In general, UI toolkits (qooxdoo, Swing, etc) don't try to solve this, and the contents of a context menu are left for the application to manage.

Think our case is most like Mozilla Add-ons ("estensible application" as opposed to "rich client platform"); also like that this is less dependent on string-matching (no "named extension points") which we have been moving away from.

This leaves filtering and acquisition of context data. I like the dependency-driven approach, and the idea of having some model for context that is both generalizable and extensible. Should do this in a way that allows us to refine the specific things that qualify as "context" in the future. Currently, "domain object" is really the only thing here

Additionally, want to provide loose coupling between context menus and the infrastructure which drives their contexts. Should be as simple as new ContextMenuComponent(actions), where actions is an array of Action objects (perform, getMetadata.) This makes it simple for special cases to have one-off sets of actions that appear in these menus. Whatever infrastructure handles the general notion of context and filtering should be upstream of this, and its usage should be optional.

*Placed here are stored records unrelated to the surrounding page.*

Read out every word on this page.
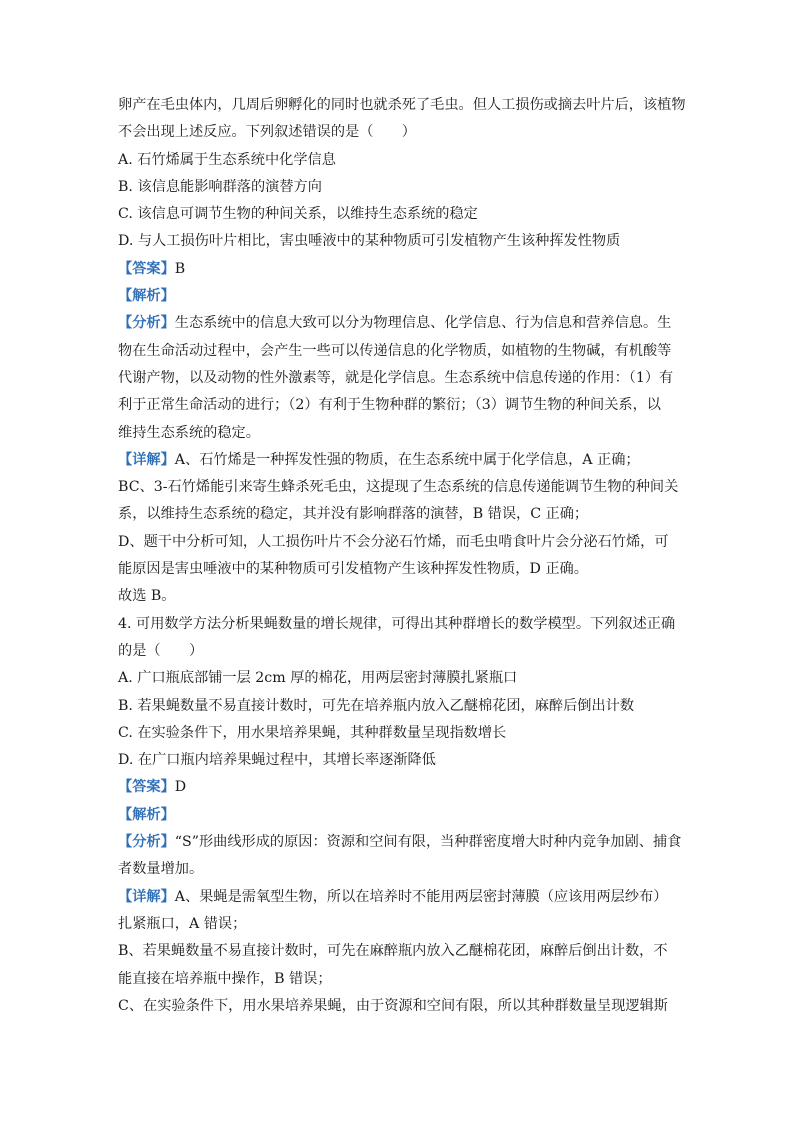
卵产在毛虫体内，几周后卵孵化的同时也就杀死了毛虫。但人工损伤或摘去叶片后，该植物
不会出现上述反应。下列叙述错误的是（　　）
A. 石竹烯属于生态系统中化学信息
B. 该信息能影响群落的演替方向
C. 该信息可调节生物的种间关系，以维持生态系统的稳定
D. 与人工损伤叶片相比，害虫唾液中的某种物质可引发植物产生该种挥发性物质
【答案】B
【解析】
【分析】生态系统中的信息大致可以分为物理信息、化学信息、行为信息和营养信息。生
物在生命活动过程中，会产生一些可以传递信息的化学物质，如植物的生物碱，有机酸等
代谢产物，以及动物的性外激素等，就是化学信息。生态系统中信息传递的作用：（1）有
利于正常生命活动的进行；（2）有利于生物种群的繁衍；（3）调节生物的种间关系，以
维持生态系统的稳定。
【详解】A、石竹烯是一种挥发性强的物质，在生态系统中属于化学信息，A 正确；
BC、3-石竹烯能引来寄生蜂杀死毛虫，这提现了生态系统的信息传递能调节生物的种间关
系，以维持生态系统的稳定，其并没有影响群落的演替，B 错误，C 正确；
D、题干中分析可知，人工损伤叶片不会分泌石竹烯，而毛虫啃食叶片会分泌石竹烯，可
能原因是害虫唾液中的某种物质可引发植物产生该种挥发性物质，D 正确。
故选 B。
4. 可用数学方法分析果蝇数量的增长规律，可得出其种群增长的数学模型。下列叙述正确
的是（　　）
A. 广口瓶底部铺一层 2cm 厚的棉花，用两层密封薄膜扎紧瓶口
B. 若果蝇数量不易直接计数时，可先在培养瓶内放入乙醚棉花团，麻醉后倒出计数
C. 在实验条件下，用水果培养果蝇，其种群数量呈现指数增长
D. 在广口瓶内培养果蝇过程中，其增长率逐渐降低
【答案】D
【解析】
【分析】“S”形曲线形成的原因：资源和空间有限，当种群密度增大时种内竞争加剧、捕食
者数量增加。
【详解】A、果蝇是需氧型生物，所以在培养时不能用两层密封薄膜（应该用两层纱布）
扎紧瓶口，A 错误；
B、若果蝇数量不易直接计数时，可先在麻醉瓶内放入乙醚棉花团，麻醉后倒出计数，不
能直接在培养瓶中操作，B 错误；
C、在实验条件下，用水果培养果蝇，由于资源和空间有限，所以其种群数量呈现逻辑斯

Want to handle the specifics of that infrastructure in the context of #463 (or later); more immediate goal should be decoupling context menus from whatever context/filtering infrastructure exists.

VWoeltjen commented 8 years ago

Think we have the outcomes we want for this issue (don't have a specific notion of what falls under "context", but have described a set of approaches which will allow us to get desired results without this notion, as well as a path for developing this concept as we go.) Marking resolved.